I picked up the fitness regime again last Friday, yes, before I felt 100%.  That one centred around upper body strength, doing 2 sets of each of 2 exercises followed by 5 mins hell-for-leather on a cardiovascular machine to raise my heartrate, repeated three times.  To top if off, the following evening I went to play laserquest, for 3 x 15 min games with a handheld , dual-trigger laser gun.  Two days later and my arms have just about forgiven me!

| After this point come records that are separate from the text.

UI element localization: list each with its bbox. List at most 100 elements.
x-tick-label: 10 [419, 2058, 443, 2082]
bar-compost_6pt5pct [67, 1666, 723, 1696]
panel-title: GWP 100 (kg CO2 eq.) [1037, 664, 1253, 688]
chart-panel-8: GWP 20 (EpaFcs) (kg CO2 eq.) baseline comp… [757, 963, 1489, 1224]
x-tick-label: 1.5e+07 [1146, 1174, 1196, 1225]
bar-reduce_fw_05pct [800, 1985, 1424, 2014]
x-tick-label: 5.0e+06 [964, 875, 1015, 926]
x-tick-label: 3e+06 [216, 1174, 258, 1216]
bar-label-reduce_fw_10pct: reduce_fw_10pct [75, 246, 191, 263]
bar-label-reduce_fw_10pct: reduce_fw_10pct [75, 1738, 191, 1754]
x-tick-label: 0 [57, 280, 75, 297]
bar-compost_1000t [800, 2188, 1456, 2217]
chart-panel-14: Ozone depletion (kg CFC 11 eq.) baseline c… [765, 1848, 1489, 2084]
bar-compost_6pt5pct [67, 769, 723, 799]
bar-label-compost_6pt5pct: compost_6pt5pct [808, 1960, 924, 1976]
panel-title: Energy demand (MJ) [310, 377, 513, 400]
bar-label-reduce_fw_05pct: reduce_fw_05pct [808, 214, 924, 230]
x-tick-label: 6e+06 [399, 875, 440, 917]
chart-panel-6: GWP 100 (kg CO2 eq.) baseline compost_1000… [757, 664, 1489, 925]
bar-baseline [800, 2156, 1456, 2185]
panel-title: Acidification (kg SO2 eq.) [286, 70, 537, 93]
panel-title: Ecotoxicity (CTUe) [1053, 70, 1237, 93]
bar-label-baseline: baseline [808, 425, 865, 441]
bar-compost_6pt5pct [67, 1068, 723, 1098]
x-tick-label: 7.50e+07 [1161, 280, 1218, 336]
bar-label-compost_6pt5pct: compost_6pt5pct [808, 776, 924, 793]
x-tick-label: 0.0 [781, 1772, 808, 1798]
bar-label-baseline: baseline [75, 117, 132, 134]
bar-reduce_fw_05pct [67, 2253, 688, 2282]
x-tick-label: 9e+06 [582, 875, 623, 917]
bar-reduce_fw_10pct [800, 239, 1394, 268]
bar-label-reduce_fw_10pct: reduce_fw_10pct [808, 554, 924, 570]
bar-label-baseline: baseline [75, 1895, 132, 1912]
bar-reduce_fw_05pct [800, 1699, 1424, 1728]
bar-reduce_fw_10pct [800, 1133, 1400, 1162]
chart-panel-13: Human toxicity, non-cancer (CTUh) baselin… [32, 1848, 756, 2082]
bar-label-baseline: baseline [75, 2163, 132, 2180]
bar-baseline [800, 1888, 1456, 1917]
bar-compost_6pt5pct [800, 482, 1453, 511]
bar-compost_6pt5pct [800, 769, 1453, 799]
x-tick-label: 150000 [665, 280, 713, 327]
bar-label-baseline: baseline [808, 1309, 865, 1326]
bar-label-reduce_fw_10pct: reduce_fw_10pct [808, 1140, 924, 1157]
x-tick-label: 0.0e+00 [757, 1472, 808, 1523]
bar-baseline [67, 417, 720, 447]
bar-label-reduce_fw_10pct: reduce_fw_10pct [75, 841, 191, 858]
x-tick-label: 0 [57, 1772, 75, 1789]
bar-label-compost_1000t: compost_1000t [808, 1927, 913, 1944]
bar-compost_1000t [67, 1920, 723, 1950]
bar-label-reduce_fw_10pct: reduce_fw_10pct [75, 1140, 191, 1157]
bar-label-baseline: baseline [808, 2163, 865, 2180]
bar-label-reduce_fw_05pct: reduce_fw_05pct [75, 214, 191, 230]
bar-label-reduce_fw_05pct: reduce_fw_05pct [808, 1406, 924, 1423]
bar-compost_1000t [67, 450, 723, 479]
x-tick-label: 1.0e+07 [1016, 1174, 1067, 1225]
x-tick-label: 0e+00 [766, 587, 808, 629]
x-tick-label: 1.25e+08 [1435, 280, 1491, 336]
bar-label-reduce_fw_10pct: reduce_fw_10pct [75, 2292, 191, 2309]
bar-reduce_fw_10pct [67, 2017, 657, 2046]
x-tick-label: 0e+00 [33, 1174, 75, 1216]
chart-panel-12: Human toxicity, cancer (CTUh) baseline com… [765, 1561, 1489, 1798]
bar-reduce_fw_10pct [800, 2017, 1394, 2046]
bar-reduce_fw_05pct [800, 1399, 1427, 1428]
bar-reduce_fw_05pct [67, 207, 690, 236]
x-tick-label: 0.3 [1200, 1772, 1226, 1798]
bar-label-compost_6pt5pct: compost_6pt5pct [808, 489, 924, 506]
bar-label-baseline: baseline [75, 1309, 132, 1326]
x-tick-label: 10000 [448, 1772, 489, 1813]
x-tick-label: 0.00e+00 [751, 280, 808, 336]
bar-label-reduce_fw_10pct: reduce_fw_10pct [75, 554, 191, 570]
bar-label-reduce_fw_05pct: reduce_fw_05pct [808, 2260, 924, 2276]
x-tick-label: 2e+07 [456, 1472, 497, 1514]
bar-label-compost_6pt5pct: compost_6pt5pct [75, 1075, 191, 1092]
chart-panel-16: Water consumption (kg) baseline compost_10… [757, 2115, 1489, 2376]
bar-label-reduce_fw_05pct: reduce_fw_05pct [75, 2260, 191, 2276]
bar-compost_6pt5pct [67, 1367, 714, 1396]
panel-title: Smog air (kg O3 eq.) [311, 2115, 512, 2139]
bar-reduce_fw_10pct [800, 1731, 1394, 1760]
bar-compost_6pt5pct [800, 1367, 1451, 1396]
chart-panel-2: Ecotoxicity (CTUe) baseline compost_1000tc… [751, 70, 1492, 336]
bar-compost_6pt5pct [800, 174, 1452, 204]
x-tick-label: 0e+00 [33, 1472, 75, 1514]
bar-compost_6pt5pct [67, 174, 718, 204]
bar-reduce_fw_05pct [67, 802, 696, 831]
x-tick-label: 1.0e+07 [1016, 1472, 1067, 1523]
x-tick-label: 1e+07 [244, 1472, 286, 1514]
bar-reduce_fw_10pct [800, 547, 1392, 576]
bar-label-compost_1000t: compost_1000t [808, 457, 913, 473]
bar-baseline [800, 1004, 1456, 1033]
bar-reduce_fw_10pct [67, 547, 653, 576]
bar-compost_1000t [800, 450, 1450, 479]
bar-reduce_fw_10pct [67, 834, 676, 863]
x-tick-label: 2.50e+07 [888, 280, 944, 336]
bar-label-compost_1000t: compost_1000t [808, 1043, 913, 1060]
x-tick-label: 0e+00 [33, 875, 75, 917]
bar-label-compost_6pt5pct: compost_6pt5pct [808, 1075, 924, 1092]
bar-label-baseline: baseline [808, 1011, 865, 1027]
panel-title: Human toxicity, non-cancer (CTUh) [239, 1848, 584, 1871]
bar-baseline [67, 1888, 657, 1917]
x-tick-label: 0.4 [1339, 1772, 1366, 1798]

Today I went to do what I knew would be the hardest of the three workouts, and I was right.  15 mins of biking on a level 10 random programme is the light relief part of this one!  It features cross trainer (5 mins, warm-up, easy), summit climber (10 mins, 1:4 gradient, 5.5kph average speed, HARD), bike (easy) and rowing machine (in which I aim for 2000m in 10 mins and managed 1900. I would have managed the 2000 but forgot to breathe properly part way through and gave myself  a stitch. By the time I'd eased off and recovered, I couldn't make up the distance.)  Then, to complete the feeling of being a wrung out dishcloth, it rounds off with 2 sets of straight abs crunches, 2 sets of upper back extensions and 2 sets of oblique crunches.  This evening, I appear to have succumbed to another throat infection, so it's another early night tonight before getting back into revising for university Finals tomorrow. 

*Would I have got the throat infection if I hadn't gone to the gym?  Probably.  But it made for an ironic post title, so I used it.